The wall was not continuous as its builders made use of natural obstacles such as steep slopes and gorges. 279 towers belonging to the wall have been identified, about a hundred of them are extant. The usual distance between towers is 40–120 m, where there was no continuous wall some towers were 300, 500 and 1000 m apart.

All the towers are rectangular (7 by 8 or 8 by 9 meters), 4–6 m high and have shallow foundations. Each tower had a door in its southern wall framed by massive stone beams, sometimes a narrow staircase was also added. Embrasures were usually located in the towers' northern and western walls on the second floor.

==History of construction==

Since the wall was first examined scientifically in the early 19th century, many hypotheses on who and when built it were published. For example, the Swiss traveller Frédéric Dubois de Montpéreux (fr) asserted that the wall was built by Greeks in the last centuries BC to protect their colony of Dioscurias (which he erroneously placed near the Kodori cape

According to Mikhail Ivashchenko, the wall was built by Byzantines in the 4th century to protect their possessions and control mountain passes. He connected the name of the river Kelasuri with Byzantine Greek kleisoura, a Byzantine territorial unit smaller than a theme. Several other historians supported this date although they could not agree on the length and orientation of the wall.

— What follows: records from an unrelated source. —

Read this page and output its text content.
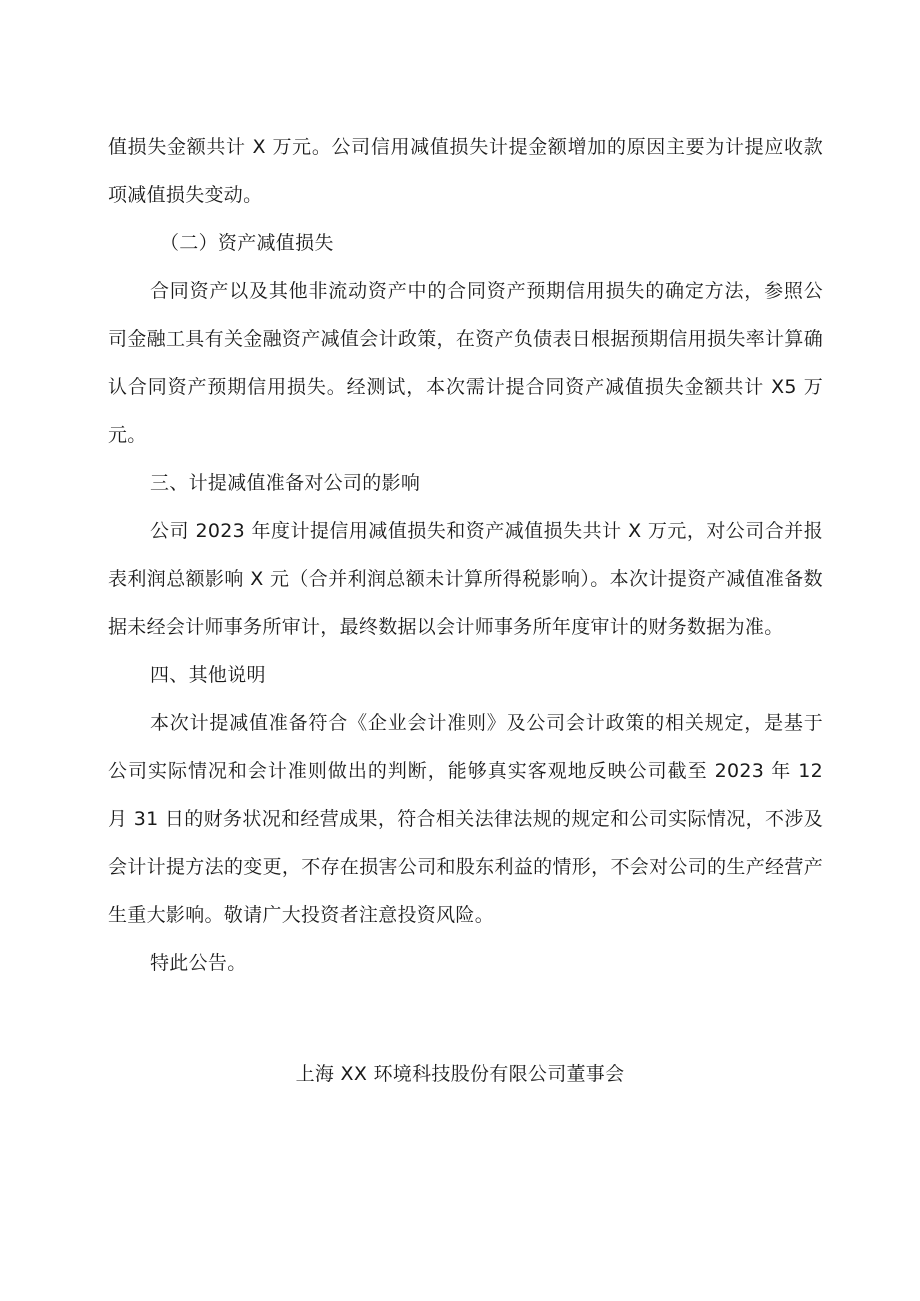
值损失金额共计 X 万元。公司信用减值损失计提金额增加的原因主要为计提应收款项减值损失变动。

（二）资产减值损失

合同资产以及其他非流动资产中的合同资产预期信用损失的确定方法，参照公司金融工具有关金融资产减值会计政策，在资产负债表日根据预期信用损失率计算确认合同资产预期信用损失。经测试，本次需计提合同资产减值损失金额共计 X5 万元。

三、计提减值准备对公司的影响

公司 2023 年度计提信用减值损失和资产减值损失共计 X 万元，对公司合并报表利润总额影响 X 元（合并利润总额未计算所得税影响）。本次计提资产减值准备数据未经会计师事务所审计，最终数据以会计师事务所年度审计的财务数据为准。

四、其他说明

本次计提减值准备符合《企业会计准则》及公司会计政策的相关规定，是基于公司实际情况和会计准则做出的判断，能够真实客观地反映公司截至 2023 年 12 月 31 日的财务状况和经营成果，符合相关法律法规的规定和公司实际情况，不涉及会计计提方法的变更，不存在损害公司和股东利益的情形，不会对公司的生产经营产生重大影响。敬请广大投资者注意投资风险。

特此公告。

上海 XX 环境科技股份有限公司董事会
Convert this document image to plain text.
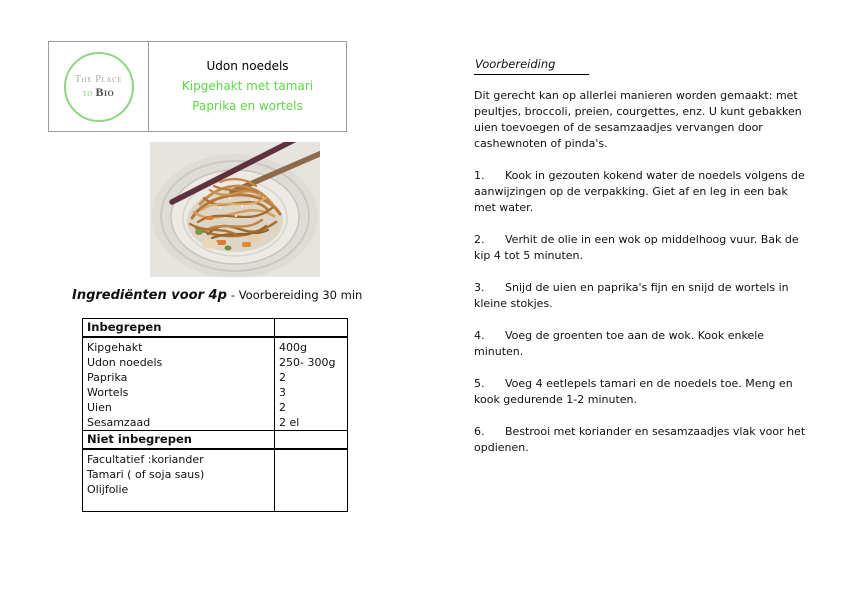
The Place
to Bio
Udon noedels
Kipgehakt met tamari
Paprika en wortels
Ingrediënten voor 4p - Voorbereiding 30 min
Inbegrepen	
Kipgehakt	400g
Udon noedels	250- 300g
Paprika	2
Wortels	3
Uien	2
Sesamzaad	2 el
Niet inbegrepen	
Facultatief :koriander	
Tamari ( of soja saus)	
Olijfolie	
Voorbereiding

Dit gerecht kan op allerlei manieren worden gemaakt: met peultjes, broccoli, preien, courgettes, enz. U kunt gebakken uien toevoegen of de sesamzaadjes vervangen door cashewnoten of pinda's.

1. Kook in gezouten kokend water de noedels volgens de aanwijzingen op de verpakking. Giet af en leg in een bak met water.

2. Verhit de olie in een wok op middelhoog vuur. Bak de kip 4 tot 5 minuten.

3. Snijd de uien en paprika's fijn en snijd de wortels in kleine stokjes.

4. Voeg de groenten toe aan de wok. Kook enkele minuten.

5. Voeg 4 eetlepels tamari en de noedels toe. Meng en kook gedurende 1-2 minuten.

6. Bestrooi met koriander en sesamzaadjes vlak voor het opdienen.
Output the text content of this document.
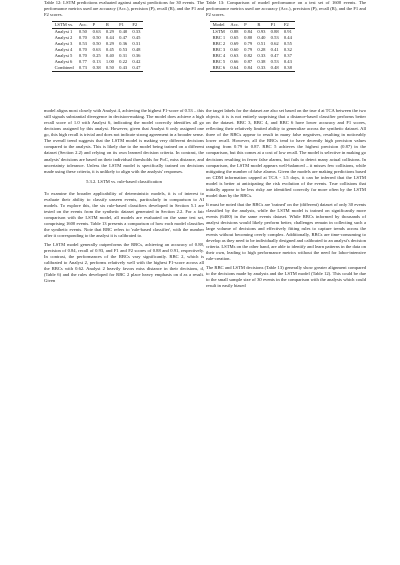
Table 12: LSTM predictions evaluated against analyst predictions for 30 events. The performance metrics used are accuracy (Acc.), precision (P), recall (R), and the F1 and F2 scores.

LSTM vs.	Acc.	P	R	F1	F2
Analyst 1	0.50	0.63	0.29	0.40	0.33
Analyst 2	0.70	0.50	0.44	0.47	0.45
Analyst 3	0.53	0.50	0.29	0.36	0.31
Analyst 4	0.70	0.63	0.45	0.53	0.48
Analyst 5	0.70	0.25	0.40	0.31	0.36
Analyst 6	0.77	0.13	1.00	0.22	0.42
Combined	0.73	0.38	0.50	0.43	0.47

model aligns most closely with Analyst 4, achieving the highest F1-score of 0.53 – this still signals substantial divergence in decision-making. The model does achieve a high recall score of 1.0 with Analyst 6, indicating the model correctly identifies all go decisions assigned by this analyst. However, given that Analyst 6 only assigned one go, this high recall is trivial and does not indicate strong agreement in a broader sense. The overall trend suggests that the LSTM model is making very different decisions compared to the analysts. This is likely due to the model being trained on a different dataset (Section 2.2) and relying on its own learned decision criteria. In contrast, the analysts' decisions are based on their individual thresholds for PoC, miss distance, and uncertainty tolerance. Unless the LSTM model is specifically trained on decisions made using these criteria, it is unlikely to align with the analysts' responses.

5.3.2. LSTM vs. rule-based classification

To examine the broader applicability of deterministic models, it is of interest to evaluate their ability to classify unseen events, particularly in comparison to AI models. To explore this, the six rule-based classifiers developed in Section 5.1 are tested on the events from the synthetic dataset generated in Section 2.2. For a fair comparison with the LSTM model, all models are evaluated on the same test set, comprising 1600 events. Table 13 presents a comparison of how each model classifies the synthetic events. Note that RBC refers to 'rule-based classifier', with the number after it corresponding to the analyst it is calibrated to.

The LSTM model generally outperforms the RBCs, achieving an accuracy of 0.88, precision of 0.84, recall of 0.93, and F1 and F2 scores of 0.88 and 0.91, respectively. In contrast, the performances of the RBCs vary significantly. RBC 2, which is calibrated to Analyst 2, performs relatively well with the highest F1-score across all the RBCs with 0.62. Analyst 2 heavily favors miss distance in their decisions, d, (Table 6) and the rules developed for RBC 2 place heavy emphasis on d as a result. Given

Table 13: Comparison of model performance on a test set of 1600 events. The performance metrics used are accuracy (Acc.), precision (P), recall (R), and the F1 and F2 scores.

Model	Acc.	P	R	F1	F2
LSTM	0.88	0.84	0.93	0.88	0.91
RBC 1	0.65	0.80	0.40	0.53	0.44
RBC 2	0.69	0.79	0.51	0.62	0.55
RBC 3	0.60	0.79	0.28	0.41	0.32
RBC 4	0.63	0.82	0.33	0.47	0.37
RBC 5	0.66	0.87	0.38	0.53	0.43
RBC 6	0.64	0.84	0.33	0.48	0.38

the target labels for the dataset are also set based on the true d at TCA between the two objects, it is is not entirely surprising that a distance-based classifier performs better on the dataset. RBC 3, RBC 4, and RBC 6 have lower accuracy and F1 scores, reflecting their relatively limited ability to generalize across the synthetic dataset. All three of the RBCs appear to result in many false negatives, resulting in noticeably lower recall. However, all the RBCs tend to have decently high precision values ranging from 0.79 to 0.87. RBC 5 achieves the highest precision (0.87) in the comparison, but this comes at a cost of low recall. The model is selective in making go decisions resulting in fewer false alarms, but fails to detect many actual collisions. In comparison, the LSTM model appears well-balanced – it misses few collisions, while mitigating the number of false alarms. Given the models are making predictions based on CDM information capped at TCA - 1.5 days, it can be inferred that the LSTM model is better at anticipating the risk evolution of the events. True collisions that initially appear to be less risky are identified correctly far more often by the LSTM model than by the RBCs.

It must be noted that the RBCs are 'trained' on the (different) dataset of only 30 events classified by the analysts, while the LSTM model is trained on significantly more events (6400) in the same events dataset. While RBCs informed by thousands of analyst decisions would likely perform better, challenges remain in collecting such a large volume of decisions and effectively fitting rules to capture trends across the events without becoming overly complex. Additionally, RBCs are time-consuming to develop as they need to be individually designed and calibrated to an analyst's decision criteria. LSTMs on the other hand, are able to identify and learn patterns in the data on their own, leading to high performance metrics without the need for labor-intensive rule-creation.

The RBC and LSTM decisions (Table 13) generally show greater alignment compared to the decisions made by analysts and the LSTM model (Table 12). This could be due to the small sample size of 30 events in the comparison with the analysts which could result in easily biased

Yuri Voronov, a well-known Abkhazian historian and archaeologist, examined the Abkhazian wall in 1966-1971 and proposed a new date of its construction. According to Voronov, Prince of Mingrelia, Levan II Dadiani built Kelasuri Walls between 1628 and 1653 to protect his fiefdom from the Abkhaz invasions (though at that time Principality of Abkhazia was a nominal vassal of Mingrelia). Per Voronov's work the embrasures in the wall were made for firearms; he also quoted Georgian historian Vakhushti and Italian missionary Arcangelo Lamberti who both wrote about the wall built by Megrelian princes for protection from the Abkhaz.